Question: "Can this nonsense be made into a proof? Perhaps by passing to an actual field without lowering the dimension somehow?"

You find an "elementary" discussion of the tangent and cotangent space at this thread:

$aX + bY$ is an element of $M^2$ if and only if the line $aX + bY = 0$ is tangent to $W$ at $(0, 0)$

Example: A regular curve over a field $k$: If $C \subseteq \mathbb{A}^2_k$ is a plane regular curve over a algebraically closed field $k$ of characteristic zero, and if $p \in C$ is a point with maximal ideal $\mathfrak{m}_p:=(x-a,y-b)$ it follows the line

$$l(x,y):=u(x-a)+v(y-b)$$

is tangent to $C$ at $p$ iff $l(x,y) \in \mathfrak{m}_p^2$. A generator for the tangent line to $C$ at $p$ is the line defined by the polynomial

$$l_p(x,y):=F_x(p)(x-a)+F_y(p)(y-b)$$

where $F_x(p)$ is the partial derivative of $F(x,y)$ evaluated at $p$ etc. The curve $C$ is defined by the polynomial $F(x,y)$. Hence the line $l(x,y)$ is in $\mathfrak{m}_p^2$ iff $l(x,y)$ is a scalar mutiple of $l_p(x,y)$.

Example: Algebraic number theory: In your case of the ring of integers $\mathcal{O}:=\mathbb{Z}[i]$ in a number field $K:=\mathbb{Q}(i)$ you must check that $\mathfrak{m}_x:=(a+bi) \subseteq \mathcal{O}$ generate a maximal ideal and calculate the two $\kappa(x)$-vector spaces

$$Hom_{\kappa(x)}(\mathfrak{m}_x/\mathfrak{m}_x^2, \kappa(x)), \mathfrak{m}_x/\mathfrak{m}_x^2.$$

Note that if $\mathfrak{m}_x$ is prime ideal, it is maximal and there is a canonical isomorphism

$$\mathfrak{p}_x/\mathfrak{p}_x^2 \cong \mathfrak{m}_x/\mathfrak{m}_x^2$$

where $\mathfrak{p}_x:= \mathfrak{m}_x(\mathcal{O}_{\mathfrak{m}_x})$.
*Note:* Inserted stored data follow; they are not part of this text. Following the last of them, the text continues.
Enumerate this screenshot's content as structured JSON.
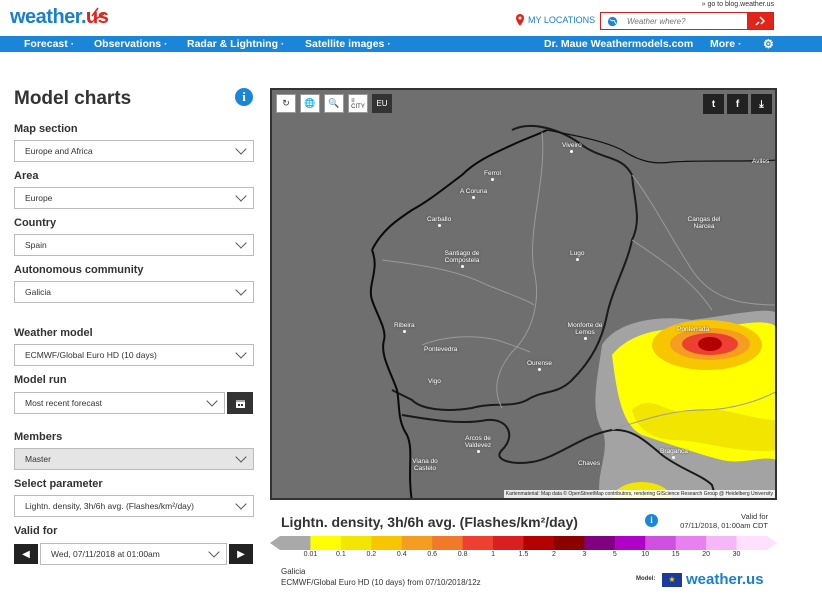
{
  "header": {
    "logo_text": "weather.",
    "logo_suffix": "us",
    "blog_link": "» go to blog.weather.us",
    "my_locations": "MY LOCATIONS",
    "search_placeholder": "Weather where?"
  },
  "nav": {
    "items": [
      "Forecast",
      "Observations",
      "Radar & Lightning",
      "Satellite images",
      "Dr. Maue Weathermodels.com",
      "More"
    ]
  },
  "sidebar": {
    "title": "Model charts",
    "fields": [
      {
        "label": "Map section",
        "value": "Europe and Africa"
      },
      {
        "label": "Area",
        "value": "Europe"
      },
      {
        "label": "Country",
        "value": "Spain"
      },
      {
        "label": "Autonomous community",
        "value": "Galicia"
      },
      {
        "label": "Weather model",
        "value": "ECMWF/Global Euro HD (10 days)"
      },
      {
        "label": "Model run",
        "value": "Most recent forecast"
      },
      {
        "label": "Members",
        "value": "Master"
      },
      {
        "label": "Select parameter",
        "value": "Lightn. density, 3h/6h avg. (Flashes/km²/day)"
      },
      {
        "label": "Valid for",
        "value": "Wed, 07/11/2018 at 01:00am"
      }
    ]
  },
  "map": {
    "toolbar": [
      "↻",
      "🌐",
      "🔍",
      "EU"
    ],
    "attribution": "Kartenmaterial: Map data © OpenStreetMap contributors, rendering GIScience Research Group @ Heidelberg University",
    "cities": [
      {
        "name": "Viveiro"
      },
      {
        "name": "Aviles"
      },
      {
        "name": "Ferrol"
      },
      {
        "name": "A Coruna"
      },
      {
        "name": "Carballo"
      },
      {
        "name": "Cangas del Narcea"
      },
      {
        "name": "Santiago de Compostela"
      },
      {
        "name": "Lugo"
      },
      {
        "name": "Ribeira"
      },
      {
        "name": "Ponferrada"
      },
      {
        "name": "Monforte de Lemos"
      },
      {
        "name": "Pontevedra"
      },
      {
        "name": "Vigo"
      },
      {
        "name": "Ourense"
      },
      {
        "name": "Arcos de Valdevez"
      },
      {
        "name": "Viana do Castelo"
      },
      {
        "name": "Chaves"
      },
      {
        "name": "Braganca"
      }
    ]
  },
  "legend": {
    "title": "Lightn. density, 3h/6h avg. (Flashes/km²/day)",
    "valid_for_label": "Valid for",
    "valid_for_value": "07/11/2018, 01:00am CDT",
    "values": [
      "0.01",
      "0.1",
      "0.2",
      "0.4",
      "0.6",
      "0.8",
      "1",
      "1.5",
      "2",
      "3",
      "5",
      "10",
      "15",
      "20",
      "30"
    ],
    "colors": [
      "#a9a9a9",
      "#ffff00",
      "#f2e600",
      "#f7c600",
      "#f59d20",
      "#f07a2a",
      "#ee4030",
      "#d91f1f",
      "#b30000",
      "#8c0000",
      "#800080",
      "#b000c8",
      "#d050e0",
      "#e880f0",
      "#f4b8f8",
      "#ffe0ff"
    ],
    "region": "Galicia",
    "model_line": "ECMWF/Global Euro HD (10 days) from 07/10/2018/12z",
    "model_label": "Model:",
    "model_logo": "weather.us"
  }
}
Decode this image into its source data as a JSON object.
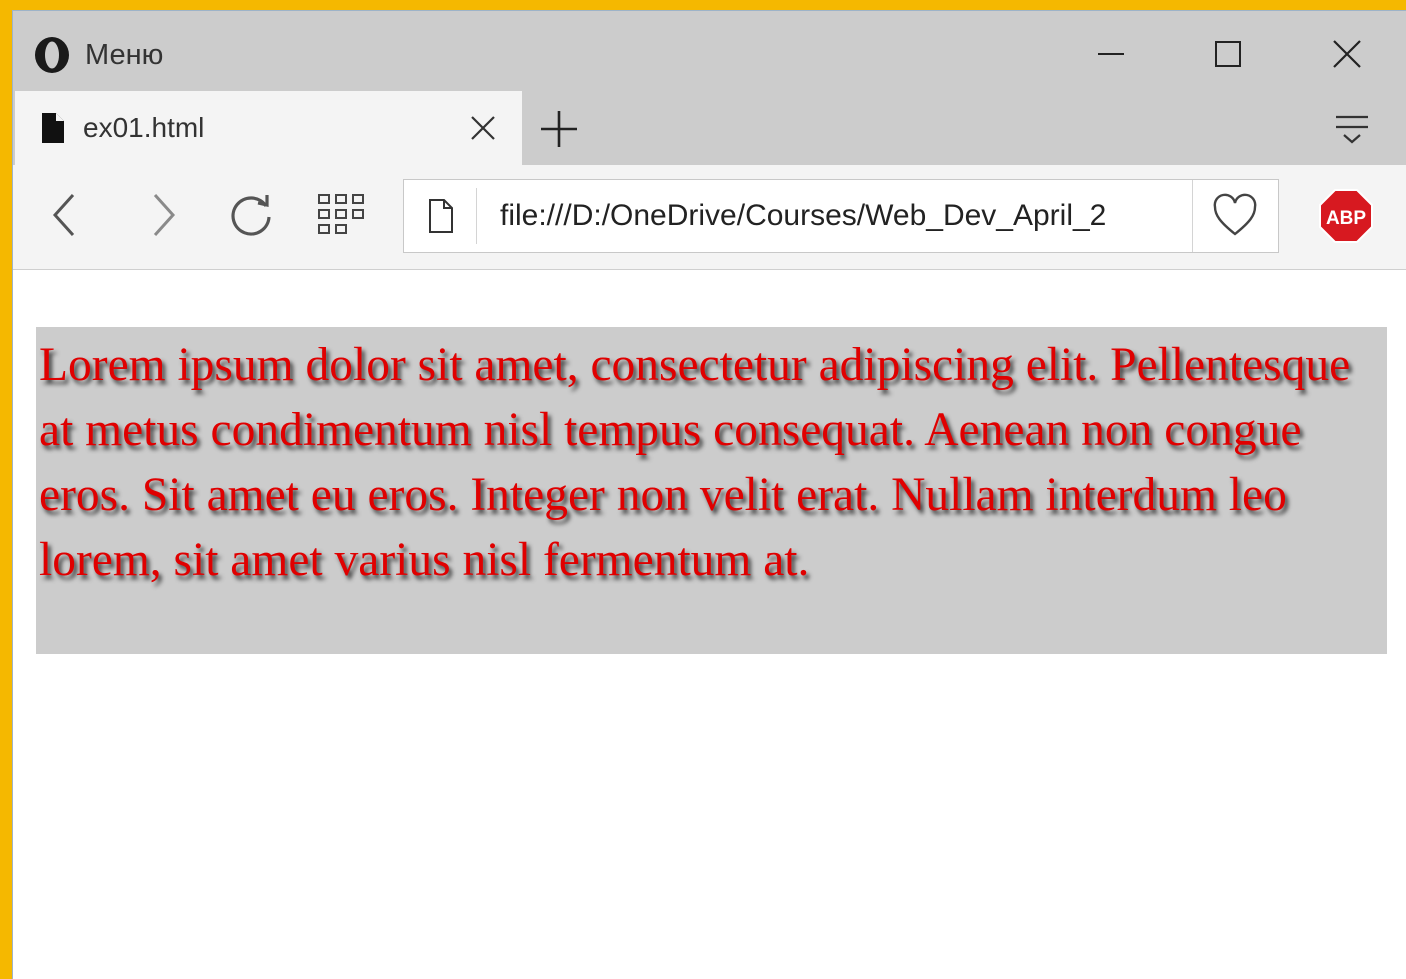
{
  "titlebar": {
    "menu_label": "Меню",
    "icons": [
      "opera-logo-icon",
      "minimize-icon",
      "maximize-icon",
      "close-icon"
    ]
  },
  "tabs": [
    {
      "label": "ex01.html",
      "icon": "document-icon",
      "close_icon": "close-icon",
      "active": true
    }
  ],
  "tabstrip": {
    "new_tab_icon": "plus-icon",
    "tab_menu_icon": "tab-menu-icon"
  },
  "toolbar": {
    "icons": [
      "back-icon",
      "forward-icon",
      "reload-icon",
      "speed-dial-icon",
      "page-icon",
      "heart-icon",
      "adblock-plus-icon"
    ],
    "adblock_label": "ABP"
  },
  "address": {
    "url": "file:///D:/OneDrive/Courses/Web_Dev_April_2"
  },
  "page": {
    "paragraph": "Lorem ipsum dolor sit amet, consectetur adipiscing elit. Pellentesque at metus condimentum nisl tempus consequat. Aenean non congue eros. Sit amet eu eros. Integer non velit erat. Nullam interdum leo lorem, sit amet varius nisl fermentum at."
  },
  "colors": {
    "frame_accent": "#f5b800",
    "chrome": "#cccccc",
    "toolbar": "#f4f4f4",
    "text_red": "#e00000",
    "paragraph_bg": "#cccccc",
    "abp_red": "#d71920"
  }
}
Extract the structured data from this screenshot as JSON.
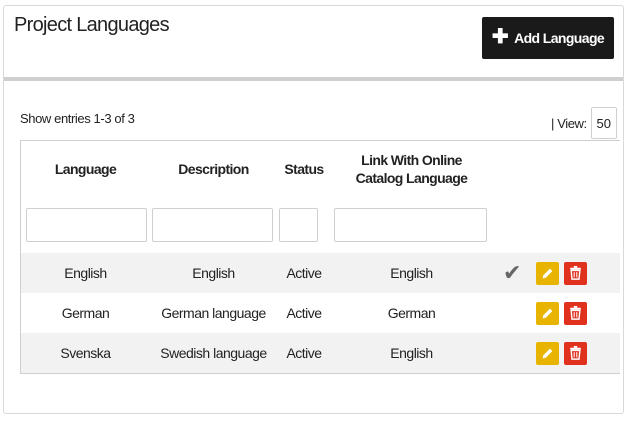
{
  "panel": {
    "title": "Project Languages",
    "add_button_label": "Add Language"
  },
  "toolbar": {
    "entries_info": "Show entries 1-3 of 3",
    "view_label": "| View:",
    "view_value": "50"
  },
  "table": {
    "headers": [
      "Language",
      "Description",
      "Status",
      "Link With Online Catalog Language"
    ],
    "filters": [
      {
        "value": "",
        "placeholder": ""
      },
      {
        "value": "",
        "placeholder": ""
      },
      {
        "value": "",
        "placeholder": ""
      },
      {
        "value": "",
        "placeholder": ""
      }
    ],
    "rows": [
      {
        "language": "English",
        "description": "English",
        "status": "Active",
        "catalog_language": "English",
        "is_default": true
      },
      {
        "language": "German",
        "description": "German language",
        "status": "Active",
        "catalog_language": "German",
        "is_default": false
      },
      {
        "language": "Svenska",
        "description": "Swedish language",
        "status": "Active",
        "catalog_language": "English",
        "is_default": false
      }
    ]
  },
  "icons": {
    "add": "plus-icon",
    "default_marker": "checkmark-icon",
    "edit": "pencil-icon",
    "delete": "trash-icon"
  },
  "colors": {
    "primary_button": "#1a1a1a",
    "edit_button": "#e8b400",
    "delete_button": "#e0301e",
    "row_stripe": "#f2f2f2"
  }
}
Note: In algebraic number theory, the "cotangent module" (the module of Kahler differentials) $\Omega^1:=\Omega^1_{\mathcal{O}/\mathbb{Z}}$ gives rise to the ramified primes. The different $\Delta_{L/K}$ is the annihilator ideal of the cotangent module $\Omega^1_{\mathcal{O}_L/\mathcal{O}_K}$, and the discriminant $\delta_{L/K}:=N_{L/K}(\Delta_{K/L})$ has the property that a prime ideal $\mathfrak{p} \subseteq \mathcal{O}_K$ is ramified iff $\mathfrak{p}\in Z:=V(\delta_{L/K})$. Hence the complement $$U:=Spec(\mathcal{O}_K) - V(\delta_{L/K})$$

is the open subscheme of unramified primes.

The canonical map

$$\pi: C:=Spec(\mathcal{O}) \rightarrow S:=Spec(\mathbb{Z})$$

is finite, and the closed subscheme $Z\subseteq S$ with open complement $U:=S-Z$ has the property that the induced map

$$\pi_U:\pi^{-1}(U) \rightarrow U$$

is etale. This is one of the usages of the cotangent module in algebraic number theory. The cotangent module $\Omega^1$ contains information on which primes that ramify. The tangent module

$$T:=(\Omega^1)^*$$

is the dual of the cotangent module, and when $\Omega^1$ is locally free you do not lose information when passing to $T$ since $T^*\cong (\Omega^1)^{**} \cong \Omega^1$. When not locally free, you lose information.